For Immediate Release June 16, 1998

       Also Releases State-By-State Environmental Funding Figures 
                     Under President's 1999 Budget

WASHINGTON, D.C. -- Vice President Gore called on Congress today to fully fund the Administration's environmental priorities and to renounce the use of legislative "riders" to roll back environmental protections.

Speaking at the White House, where he was joined by key Democratic lawmakers and the leaders of several environmental organizations, the Vice President put Congress on notice that the Administration will not tolerate riders that "do unacceptable harm to our environment or threaten public health."

"We're here today for one simple reason," the Vice President said, "to tell the congressional majority that it's high time that they deliver the strong environmental protections Americans want and deserve -- instead of standing in the way."

President Clinton's 1999 budget proposes increased funding for several environmental priorities -- increases of nearly $1 billion over five years for critical construction, maintenance, and repair at national parks and other public lands; nearly $600 million over five years for acquisition of scenic and natural areas; $568 million to begin implementing the Administration's $2.3 billion Clean Water Action Plan; $600 million to speed cleanup of toxic Superfund sites; and a five-year, $6.3 billion package of tax and research incentives to combat global warming. The House and Senate budget resolutions do not fund most of these proposed increases.

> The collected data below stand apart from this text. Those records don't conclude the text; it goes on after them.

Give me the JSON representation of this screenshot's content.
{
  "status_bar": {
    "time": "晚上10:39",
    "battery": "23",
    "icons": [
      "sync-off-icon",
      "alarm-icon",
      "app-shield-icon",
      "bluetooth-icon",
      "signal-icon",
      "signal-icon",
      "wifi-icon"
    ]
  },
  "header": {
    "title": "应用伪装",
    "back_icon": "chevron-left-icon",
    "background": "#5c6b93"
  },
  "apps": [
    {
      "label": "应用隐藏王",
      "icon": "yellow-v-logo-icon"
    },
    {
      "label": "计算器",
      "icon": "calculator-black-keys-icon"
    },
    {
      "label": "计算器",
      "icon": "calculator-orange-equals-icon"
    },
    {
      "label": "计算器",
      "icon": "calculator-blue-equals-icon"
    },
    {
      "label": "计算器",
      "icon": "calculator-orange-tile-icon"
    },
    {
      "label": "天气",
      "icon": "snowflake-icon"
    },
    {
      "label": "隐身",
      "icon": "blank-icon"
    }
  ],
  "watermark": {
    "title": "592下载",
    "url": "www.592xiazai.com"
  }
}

The Vice President also denounced the practice of attaching anti-environmental riders to unrelated legislation, often at the last minute, with no opportunity for debate. Last year, for instance, disaster relief for flood victims was held hostage to a rider that would have allowed road-building in national parks. The Administration stood firm, and the rider ultimately was dropped.

"Today, we are putting Congress on notice: We will not tolerate stealth tactics that do unacceptable harm to our environment or threaten public health," the Vice President said. "In the past, such actions have led to vetoes. They've led to government shutdowns. Congress should remember these precedents before trying to rob the American people of our precious environmental protections in the dead of night."